When you drive across the state line on the interstate highway there’s a big sign: MINNESOTA WELCOMES YOU.

There’s an implicit promise to treat you right. All of you. Singular and plural.

There is a great deal of diversity here, and not only in its mixed cultural and racial exponents this past century or so. The natural landscape itself is an array of different topographies, geographies and biologies. It’s called the land of ten thousand lakes, but with classic modesty it numbers more than fifteen thousand. That includes the cliffside coast of western Lake Superior, the biggest freshwater body of water in the world. There’s the Boundary Waters wilderness on the forest border with Canada with its chains of endless waterways in the pristine woods. Further south the timber lands cede to inhabitants amid the woods and lakes, and farms where the woods yield to the prairie landscape, farms and flatlands of row crops and waves of tall wild grassland. Where lakes are more scarce there are chains of rivers and streams, The Red River on the border with North Dakota flows north to the Arctic Ocean. The main artery the rivers and streams of Minnesota flow into is the Mississippi River, whose source fittingly begins in a lake in the north woods and following gravity inches ever slowly downhill, south through the body of America to the Gulf of Mexico. The land formations within the state offer towering lookouts and exposed petroglyphs. There are 644 state parks in Minnesota, a national park along the northern border with Canada and a national monument at the sacred pipestone quarry near the prairie to the sky, not far from South Dakota and Iowa.

There are no mountains in Minnesota, just high hills. No deserts either, unless that’s what a winter snowscape looks like. No ocean beaches or ports of call, just some sandy lake shore, and Duluth harbor on Lake Superior suffices to link Minnesota to the Atlantic by way of the Saint Lawrence Seaway. To borrow again from Nebraska, maybe it isn’t for everybody.

It’s a good place to come from though. Judy Garland. F Scott Fitzgerald. Prince. Louise Erdrich. Suni Lee. Bob Dylan. Amy Klobuchar. Sinclair Lewis. Gordon Parks. Paul Wellstone. August Wilson. Hubert Humphrey. Roy Wilkins. Those are just a few who come to mind. Now along with Tim Walz.

Kamala Harris showed a lot of moxie choosing Walz to join her ticket to succeed Joe Biden and her in the White House. It has been, as Dylan himself sang it, a Simple Twist of Fate that has coursed this upcoming election for the American president through Minnesota as Harris takes charge of her campaign to earn the heart and soul of the United States.
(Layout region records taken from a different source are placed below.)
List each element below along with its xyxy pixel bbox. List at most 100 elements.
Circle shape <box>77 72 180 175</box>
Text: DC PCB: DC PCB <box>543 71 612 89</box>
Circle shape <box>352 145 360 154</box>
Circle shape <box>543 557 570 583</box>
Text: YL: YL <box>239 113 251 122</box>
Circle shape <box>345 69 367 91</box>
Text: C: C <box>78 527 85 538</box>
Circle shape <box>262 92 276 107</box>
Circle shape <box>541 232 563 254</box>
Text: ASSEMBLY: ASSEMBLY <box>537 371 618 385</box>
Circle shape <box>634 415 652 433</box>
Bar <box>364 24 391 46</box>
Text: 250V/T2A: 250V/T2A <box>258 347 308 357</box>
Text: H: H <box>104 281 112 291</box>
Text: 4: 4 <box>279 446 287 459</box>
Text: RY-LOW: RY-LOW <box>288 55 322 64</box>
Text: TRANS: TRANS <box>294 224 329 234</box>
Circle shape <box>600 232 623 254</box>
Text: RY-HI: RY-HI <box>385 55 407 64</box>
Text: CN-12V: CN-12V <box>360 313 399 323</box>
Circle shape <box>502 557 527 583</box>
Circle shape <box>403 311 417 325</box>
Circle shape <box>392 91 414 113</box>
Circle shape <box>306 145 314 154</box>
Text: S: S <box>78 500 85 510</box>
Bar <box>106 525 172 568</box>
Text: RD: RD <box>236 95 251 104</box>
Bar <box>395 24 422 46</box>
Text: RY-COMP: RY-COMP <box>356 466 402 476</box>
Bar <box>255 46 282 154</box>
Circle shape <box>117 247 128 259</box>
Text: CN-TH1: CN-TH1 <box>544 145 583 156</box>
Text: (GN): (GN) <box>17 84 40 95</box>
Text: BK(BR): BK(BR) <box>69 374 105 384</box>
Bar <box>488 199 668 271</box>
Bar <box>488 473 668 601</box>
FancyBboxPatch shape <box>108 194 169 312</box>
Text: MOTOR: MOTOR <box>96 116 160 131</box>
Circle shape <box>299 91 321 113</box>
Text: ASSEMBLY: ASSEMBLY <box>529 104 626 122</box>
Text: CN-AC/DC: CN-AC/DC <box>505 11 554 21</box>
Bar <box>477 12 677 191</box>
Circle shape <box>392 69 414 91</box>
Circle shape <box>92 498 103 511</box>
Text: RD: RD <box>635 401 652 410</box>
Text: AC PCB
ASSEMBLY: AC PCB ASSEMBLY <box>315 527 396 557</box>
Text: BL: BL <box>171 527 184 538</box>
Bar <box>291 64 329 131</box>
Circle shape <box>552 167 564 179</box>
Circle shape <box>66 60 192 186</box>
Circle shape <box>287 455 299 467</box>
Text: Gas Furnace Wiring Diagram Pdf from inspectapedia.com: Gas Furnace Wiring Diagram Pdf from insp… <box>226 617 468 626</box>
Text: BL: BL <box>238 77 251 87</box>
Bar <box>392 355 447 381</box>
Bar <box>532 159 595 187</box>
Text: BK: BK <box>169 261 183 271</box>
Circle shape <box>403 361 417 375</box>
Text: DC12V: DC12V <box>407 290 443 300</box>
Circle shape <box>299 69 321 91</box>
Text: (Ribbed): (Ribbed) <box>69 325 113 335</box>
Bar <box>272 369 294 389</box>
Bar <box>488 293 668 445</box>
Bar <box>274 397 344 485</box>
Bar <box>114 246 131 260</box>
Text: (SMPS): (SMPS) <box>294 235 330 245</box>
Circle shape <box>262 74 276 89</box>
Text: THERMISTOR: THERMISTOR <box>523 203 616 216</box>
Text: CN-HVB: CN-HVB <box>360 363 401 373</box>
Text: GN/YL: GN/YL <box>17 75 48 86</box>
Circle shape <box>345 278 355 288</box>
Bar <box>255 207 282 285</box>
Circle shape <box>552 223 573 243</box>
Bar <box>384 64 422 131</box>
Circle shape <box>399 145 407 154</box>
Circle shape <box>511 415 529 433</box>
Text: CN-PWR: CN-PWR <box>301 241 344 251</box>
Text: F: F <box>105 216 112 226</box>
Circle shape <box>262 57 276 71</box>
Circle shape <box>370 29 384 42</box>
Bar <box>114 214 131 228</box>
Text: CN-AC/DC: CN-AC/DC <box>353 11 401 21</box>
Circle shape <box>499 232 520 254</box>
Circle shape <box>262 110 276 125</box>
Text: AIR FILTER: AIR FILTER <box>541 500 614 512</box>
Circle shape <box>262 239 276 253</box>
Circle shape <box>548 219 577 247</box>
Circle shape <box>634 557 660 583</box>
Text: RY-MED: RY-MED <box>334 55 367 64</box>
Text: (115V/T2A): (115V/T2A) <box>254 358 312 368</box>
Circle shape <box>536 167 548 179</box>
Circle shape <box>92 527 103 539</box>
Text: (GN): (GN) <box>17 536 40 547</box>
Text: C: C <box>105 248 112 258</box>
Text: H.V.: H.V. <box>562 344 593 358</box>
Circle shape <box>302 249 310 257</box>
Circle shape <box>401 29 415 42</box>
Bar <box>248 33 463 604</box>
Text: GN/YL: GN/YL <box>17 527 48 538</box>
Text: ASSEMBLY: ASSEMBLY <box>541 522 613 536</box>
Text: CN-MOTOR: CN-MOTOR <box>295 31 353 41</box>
Her deference to Minnesota bespeakes wisdom in seeing character within and above the crowd of crats — bureaucrats, technocrats, aristocrats and democrats — to find a vice president to help manage the office of the toughest job on earth. Tim Walz is a great choice.

There’s joy in hope. Take heart. Electing Kamala Harris president is a wise, healthy choice for America. The alternative is like a self-induced stroke to the brain.